While the antibiotic-resistant bacteria may be removed from our potable water during treatment, the antibiotics remain in our water and are in our food. Over 70% of all antibiotics used are fed to livestock, and 90% of what is given to livestock is non-therapeutic because of its effect on weight gain in order to get animals to the slaughterhouse faster. http://www.circleofresponsibility.com/page/19/poultry.htm.

The European Union has banned the use of non-therapeutic antibiotics in animal feed, specifically those used in human medicine.  Although the United States has yet to pass similar legislation limiting antibiotics in livestock production, the FDA did ban one class of antibiotics used in poultry farming.  Based on studies showing that high levels of fluoroquinolones (drugs used to treat severe foodborne illness in humans, like Salmonella and Campylobacter) in poultry led to drug resistance in humans, the FDA finally decided in 2005 to prohibit the use of fluoroquinolones in animal husbandry.  According to the Wikipedia article on Bayer, one of the two U.S. producers of this antibiotic, Bayer refused to comply with the proposed ban and instead requested a hearing on the proposal while the other company voluntarily withdrew its product.

Bayer CropScience, a trade name of Bayer AG (http://en.wikipedia.org/wiki/Bayer), was the co-sponsor of this past week’s Ohio Produce Growers and Marketers Association (OPGMA) Congress held at Kalahari Resort here in Sandusky.

International agricultural businesses that provide farmers with drugs being found in Old Woman's Creek are, rather, major pharmaceutical companies. This chart, provided by Dr. Phil Howard's work (assistant professor at Michigan State University), illustrates the web of connections your pharmacy, farmer and food retail store may have to agriculture.

The same pharmaceutical companies who manufacture and distribute aspirin, antibiotics and growth hormones for human treatment are subsidized for animal feed operations.
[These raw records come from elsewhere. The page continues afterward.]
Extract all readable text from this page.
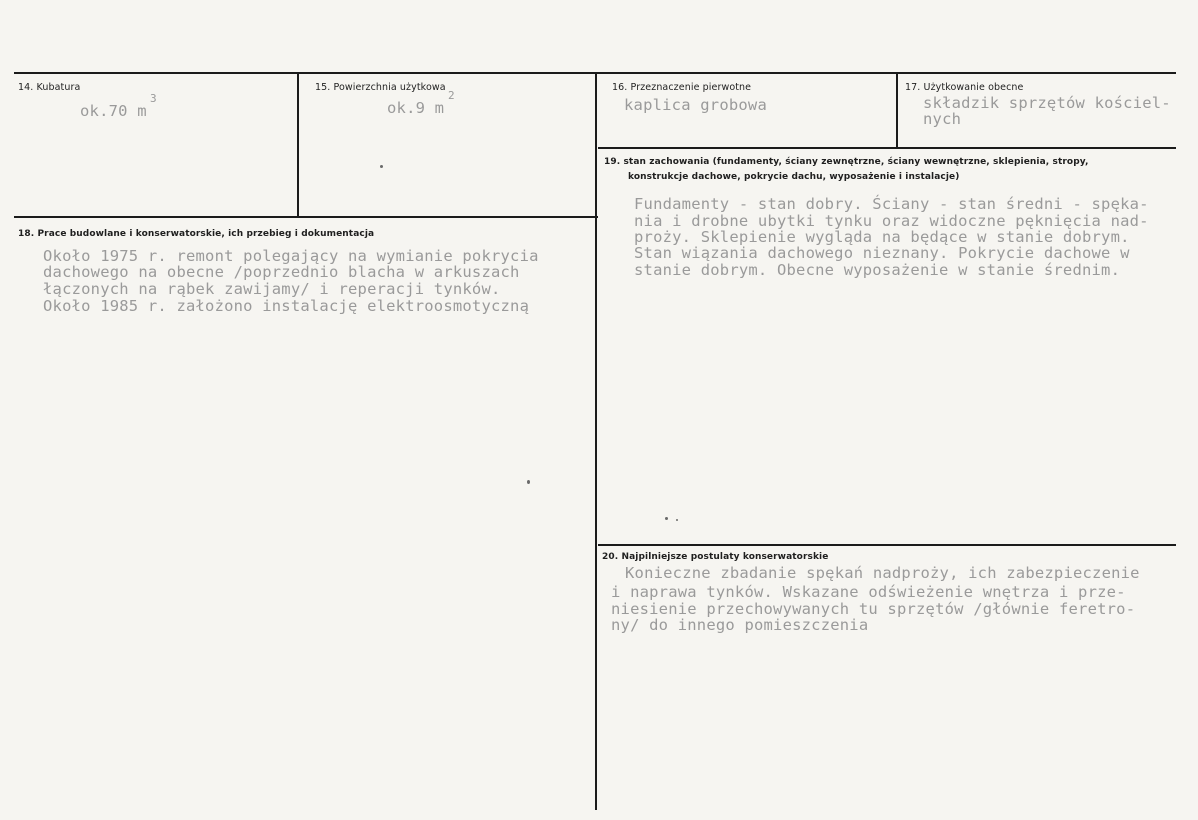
14. Kubatura
ok.70 m
3
15. Powierzchnia użytkowa
ok.9 m
2
16. Przeznaczenie pierwotne
kaplica grobowa
17. Użytkowanie obecne
składzik sprzętów kościel-
nych
18. Prace budowlane i konserwatorskie, ich przebieg i dokumentacja
Około 1975 r. remont polegający na wymianie pokrycia
dachowego na obecne /poprzednio blacha w arkuszach
łączonych na rąbek zawijamy/ i reperacji tynków.
Około 1985 r. założono instalację elektroosmotyczną
19. stan zachowania (fundamenty, ściany zewnętrzne, ściany wewnętrzne, sklepienia, stropy,
konstrukcje dachowe, pokrycie dachu, wyposażenie i instalacje)
Fundamenty - stan dobry. Ściany - stan średni - spęka-
nia i drobne ubytki tynku oraz widoczne pęknięcia nad-
proży. Sklepienie wygląda na będące w stanie dobrym.
Stan wiązania dachowego nieznany. Pokrycie dachowe w
stanie dobrym. Obecne wyposażenie w stanie średnim.
20. Najpilniejsze postulaty konserwatorskie
Konieczne zbadanie spękań nadproży, ich zabezpieczenie
i naprawa tynków. Wskazane odświeżenie wnętrza i prze-
niesienie przechowywanych tu sprzętów /głównie feretro-
ny/ do innego pomieszczenia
Not only are their genetically-engineered crops and chemical pesticides used to produce livestock feed but they also market the non-therapeutic use of their antibiotics to make the animals “grow faster” and to compensate for the unsanitary conditions in which they are raised. Modern industrial farms are ideal breeding grounds for germs and disease. Animals live in close confinement, often standing or laying in their own filth, and under constant stress that inhibits their immune systems making them more prone to infection. (http://www.epa.ohio.gov/dsw/cafo/index.aspx – for a pdf map of CAFOs in Ohio)
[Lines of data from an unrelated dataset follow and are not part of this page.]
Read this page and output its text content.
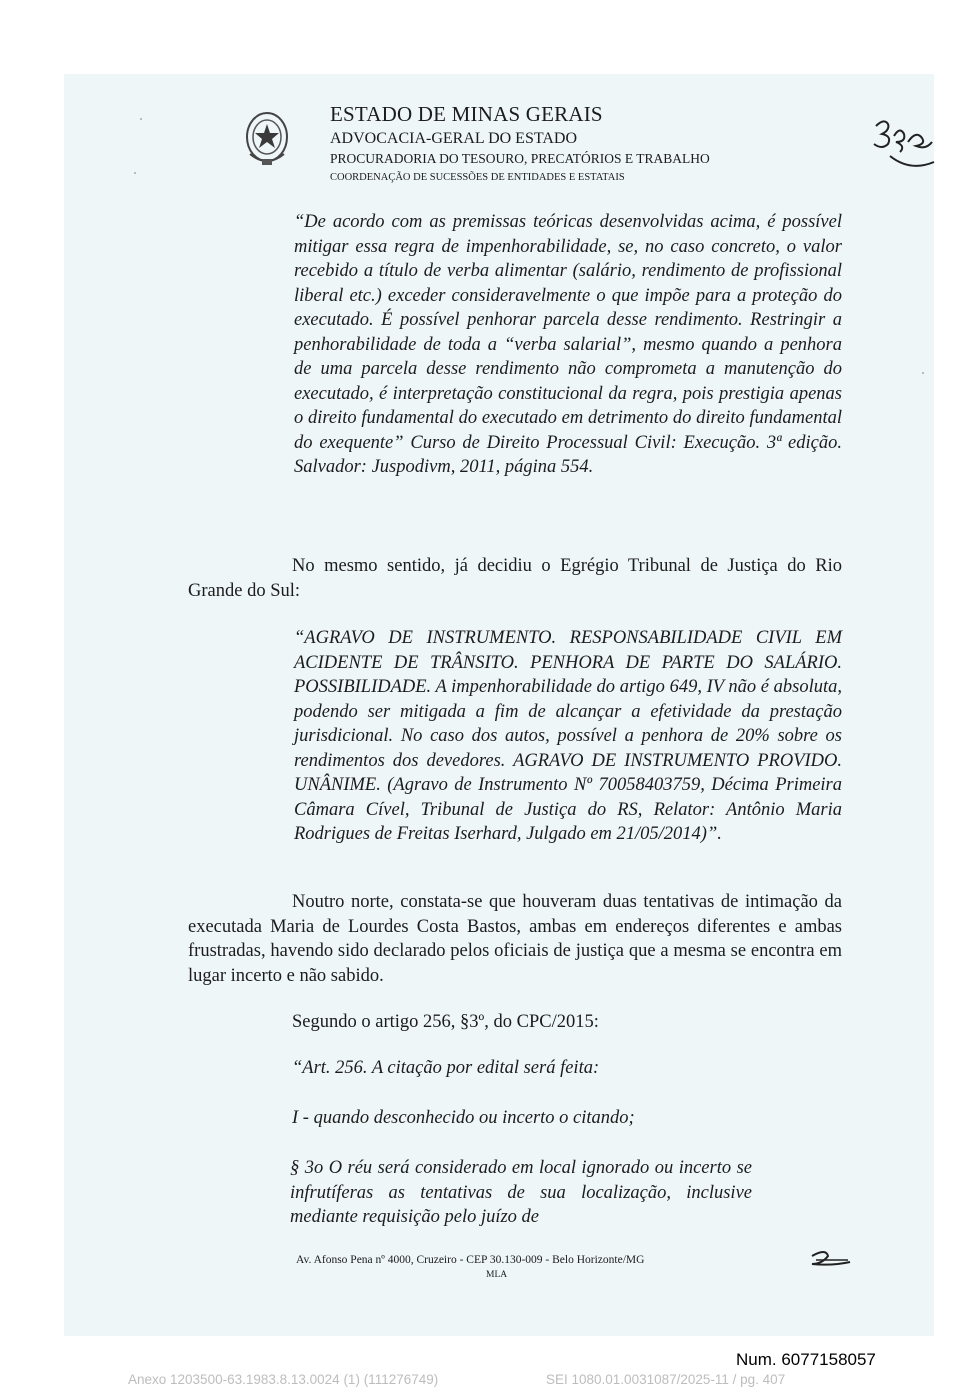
ESTADO DE MINAS GERAIS
ADVOCACIA-GERAL DO ESTADO
PROCURADORIA DO TESOURO, PRECATÓRIOS E TRABALHO
COORDENAÇÃO DE SUCESSÕES DE ENTIDADES E ESTATAIS
“De acordo com as premissas teóricas desenvolvidas acima, é possível mitigar essa regra de impenhorabilidade, se, no caso concreto, o valor recebido a título de verba alimentar (salário, rendimento de profissional liberal etc.) exceder consideravelmente o que impõe para a proteção do executado. É possível penhorar parcela desse rendimento. Restringir a penhorabilidade de toda a “verba salarial”, mesmo quando a penhora de uma parcela desse rendimento não comprometa a manutenção do executado, é interpretação constitucional da regra, pois prestigia apenas o direito fundamental do executado em detrimento do direito fundamental do exequente” Curso de Direito Processual Civil: Execução. 3ª edição. Salvador: Juspodivm, 2011, página 554.
No mesmo sentido, já decidiu o Egrégio Tribunal de Justiça do Rio Grande do Sul:
“AGRAVO DE INSTRUMENTO. RESPONSABILIDADE CIVIL EM ACIDENTE DE TRÂNSITO. PENHORA DE PARTE DO SALÁRIO. POSSIBILIDADE. A impenhorabilidade do artigo 649, IV não é absoluta, podendo ser mitigada a fim de alcançar a efetividade da prestação jurisdicional. No caso dos autos, possível a penhora de 20% sobre os rendimentos dos devedores. AGRAVO DE INSTRUMENTO PROVIDO. UNÂNIME. (Agravo de Instrumento Nº 70058403759, Décima Primeira Câmara Cível, Tribunal de Justiça do RS, Relator: Antônio Maria Rodrigues de Freitas Iserhard, Julgado em 21/05/2014)”.
Noutro norte, constata-se que houveram duas tentativas de intimação da executada Maria de Lourdes Costa Bastos, ambas em endereços diferentes e ambas frustradas, havendo sido declarado pelos oficiais de justiça que a mesma se encontra em lugar incerto e não sabido.
Segundo o artigo 256, §3º, do CPC/2015:
“Art. 256. A citação por edital será feita:
I - quando desconhecido ou incerto o citando;
§ 3o O réu será considerado em local ignorado ou incerto se infrutíferas as tentativas de sua localização, inclusive mediante requisição pelo juízo de
Av. Afonso Pena nº 4000, Cruzeiro - CEP 30.130-009 - Belo Horizonte/MG
MLA
Num. 6077158057
Anexo 1203500-63.1983.8.13.0024 (1) (111276749)	SEI 1080.01.0031087/2025-11 / pg. 407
The World Health Organization (WHO) concluded in 2003 that there is sufficient evidence to show that “the major transmission pathway for resistant bacteria…[is] from food animals to humans” and that this has led to “increased frequency of treatment failures (in some cases death) and increased severity of infections” In their recommendations, the WHO specifically called for stricter legislation to minimize antimicrobial usage in agriculture because it is so prevalent and may pose a significant risk to human health. http://www.who.int/mediacentre/factsheets/fs268/en/

In recognizing the implications of the misuse of antibiotics by the industrial food system on health care reform, one of the last bills introduced by the late Senator Edward Kennedy is the Preservation of Antibiotics for Medical Treatment Act. Pew Charitable Trusts has set up www.saveantibiotics.com in order to to help promote the legislation. According to them, “If we are to reduce health care costs, we need to reduce the drug-resistant diseases that cost our country billions of dollars. This means stopping the misuse of the antibiotics our families rely on.”

While the research being done at Old Woman’s Creek may experiment with some possibilities on how to breakdown the many pharmaceutical compounds being found once they are already in nature, answers for minimizing the risks to human health in the meantime need to be addressed from the top down.

Lake Erie: This article is the first in a series that addresses persistent water pollutants which show up often in our water supply, or are being overlooked by current studies.